MARYSVILLE — Hilton Pharmacy on Third Street is celebrating its 90th year with a celebration of its history Oct. 1-3.
On Dec. 7, 1919, Mary Kirkland’s great-grandfather, Jeffrey Hilton Sr., purchased Marysville’s earliest drug store from W.E. Mansfield and called his new business the Hilton Drug Company, but Kirkland decided to start the party early.
“We’ll be having an open house during those three days, with music from the decade that my great-grandfather took over,” said Kirkland, who purchased the store from Clyde Lashua on Jan. 1, 1984, and has run it ever since. “We’ll be serving root beer floats, since Hilton Pharmacy used to have a soda fountain in its front window, and we’ll find ways of focusing on the year 1919. For instance, we’ll be giving away Life Savers, since they settled on their five flavors that year.”
Among other touchstones of the era in which the Hilton family originally took over the pharmacy, Kirkland expects to have a display of period clothing and other memorabilia, including antique bottles and weighing scales, as well as pictures of her great-uncle and great-aunt.

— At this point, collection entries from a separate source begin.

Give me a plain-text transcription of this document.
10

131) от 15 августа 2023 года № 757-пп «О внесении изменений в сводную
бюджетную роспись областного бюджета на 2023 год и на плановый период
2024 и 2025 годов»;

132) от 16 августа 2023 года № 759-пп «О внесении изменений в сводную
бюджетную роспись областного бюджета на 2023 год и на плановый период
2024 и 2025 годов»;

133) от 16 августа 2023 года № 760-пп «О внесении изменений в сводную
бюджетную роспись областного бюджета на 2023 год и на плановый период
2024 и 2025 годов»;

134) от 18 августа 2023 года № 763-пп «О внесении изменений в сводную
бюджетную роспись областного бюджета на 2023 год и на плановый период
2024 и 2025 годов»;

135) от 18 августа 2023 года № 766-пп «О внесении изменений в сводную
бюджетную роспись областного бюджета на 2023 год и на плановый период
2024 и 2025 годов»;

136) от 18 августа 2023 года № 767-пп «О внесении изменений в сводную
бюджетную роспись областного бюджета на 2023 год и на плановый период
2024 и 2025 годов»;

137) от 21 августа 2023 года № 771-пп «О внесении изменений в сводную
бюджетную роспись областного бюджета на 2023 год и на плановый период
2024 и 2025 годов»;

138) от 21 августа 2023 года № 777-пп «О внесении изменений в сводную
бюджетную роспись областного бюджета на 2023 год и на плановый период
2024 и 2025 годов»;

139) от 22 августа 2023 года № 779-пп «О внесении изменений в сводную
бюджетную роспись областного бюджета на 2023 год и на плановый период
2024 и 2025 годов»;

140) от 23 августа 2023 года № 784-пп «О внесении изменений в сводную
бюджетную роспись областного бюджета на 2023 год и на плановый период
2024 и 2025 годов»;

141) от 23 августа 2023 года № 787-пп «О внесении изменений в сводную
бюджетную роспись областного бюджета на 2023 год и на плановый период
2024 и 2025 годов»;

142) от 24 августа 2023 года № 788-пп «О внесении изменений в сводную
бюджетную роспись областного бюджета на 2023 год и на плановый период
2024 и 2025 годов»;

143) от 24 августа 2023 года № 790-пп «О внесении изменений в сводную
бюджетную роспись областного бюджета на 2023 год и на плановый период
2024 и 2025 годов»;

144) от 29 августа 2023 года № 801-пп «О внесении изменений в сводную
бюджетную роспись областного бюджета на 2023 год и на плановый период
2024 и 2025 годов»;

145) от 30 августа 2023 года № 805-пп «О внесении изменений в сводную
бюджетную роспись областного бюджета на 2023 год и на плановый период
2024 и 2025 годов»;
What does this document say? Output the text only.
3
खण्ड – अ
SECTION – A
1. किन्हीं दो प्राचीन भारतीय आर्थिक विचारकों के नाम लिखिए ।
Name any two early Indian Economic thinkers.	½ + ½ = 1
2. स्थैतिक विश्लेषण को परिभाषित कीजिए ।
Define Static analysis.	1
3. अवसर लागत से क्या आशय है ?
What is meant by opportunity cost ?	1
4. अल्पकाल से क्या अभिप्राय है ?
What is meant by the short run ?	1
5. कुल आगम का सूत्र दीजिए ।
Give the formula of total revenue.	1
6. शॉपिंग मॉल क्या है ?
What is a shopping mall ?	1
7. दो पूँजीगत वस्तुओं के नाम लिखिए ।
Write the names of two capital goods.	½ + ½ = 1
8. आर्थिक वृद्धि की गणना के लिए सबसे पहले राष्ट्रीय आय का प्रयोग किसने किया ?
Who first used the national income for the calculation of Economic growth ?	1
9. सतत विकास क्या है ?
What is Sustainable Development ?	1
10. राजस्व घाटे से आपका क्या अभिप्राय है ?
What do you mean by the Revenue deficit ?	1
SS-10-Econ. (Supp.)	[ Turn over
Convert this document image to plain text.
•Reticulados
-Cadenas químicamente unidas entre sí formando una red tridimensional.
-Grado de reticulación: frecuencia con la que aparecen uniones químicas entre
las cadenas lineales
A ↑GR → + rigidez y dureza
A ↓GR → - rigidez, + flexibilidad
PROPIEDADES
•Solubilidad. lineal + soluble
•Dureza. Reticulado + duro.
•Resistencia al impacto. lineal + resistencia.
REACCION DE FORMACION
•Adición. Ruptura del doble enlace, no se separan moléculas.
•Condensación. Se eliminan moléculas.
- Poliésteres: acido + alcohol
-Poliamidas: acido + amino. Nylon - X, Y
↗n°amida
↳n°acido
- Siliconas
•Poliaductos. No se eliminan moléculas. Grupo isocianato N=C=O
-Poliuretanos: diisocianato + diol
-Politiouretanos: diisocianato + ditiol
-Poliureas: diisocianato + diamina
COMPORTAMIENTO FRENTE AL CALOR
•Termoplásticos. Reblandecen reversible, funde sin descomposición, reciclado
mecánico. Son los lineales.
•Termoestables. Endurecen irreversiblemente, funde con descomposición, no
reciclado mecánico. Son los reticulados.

Before it was bought by Jeffrey Hilton Sr., what would become the Hilton Pharmacy started out in 1896 as the Marysville branch of the Everett Drug Company, owned by George Woodruff. Several others owned the pioneer drug store before the Hiltons, including W.K. Bartells, who only owned it for a week in 1898, and Edgar Blair, a pharmacist from Everett who bought it from Bartells and renamed it the City Drug Store. Blair’s store was originally located on the north side of Front Street, near the corner of what now is First Street and Beach Avenue, and remained under Blair’s ownership until October of 1910. The store was sold to Carl Stanley, then Robert Bell in 1911, followed by W.E. Mansfield in 1913.
Hilton Sr., a local immigrant farmer, bought the store in 1919, and moved it to its current location at the corner of Third Street and State Avenue in the late 1920s. It passed to Jeffrey Hilton Jr., who owned and operated the store until its purchase by Lashua, who had worked for Hilton Jr. for several years. Before she purchased the store from him, Kirkland had worked for Lashua since 1969.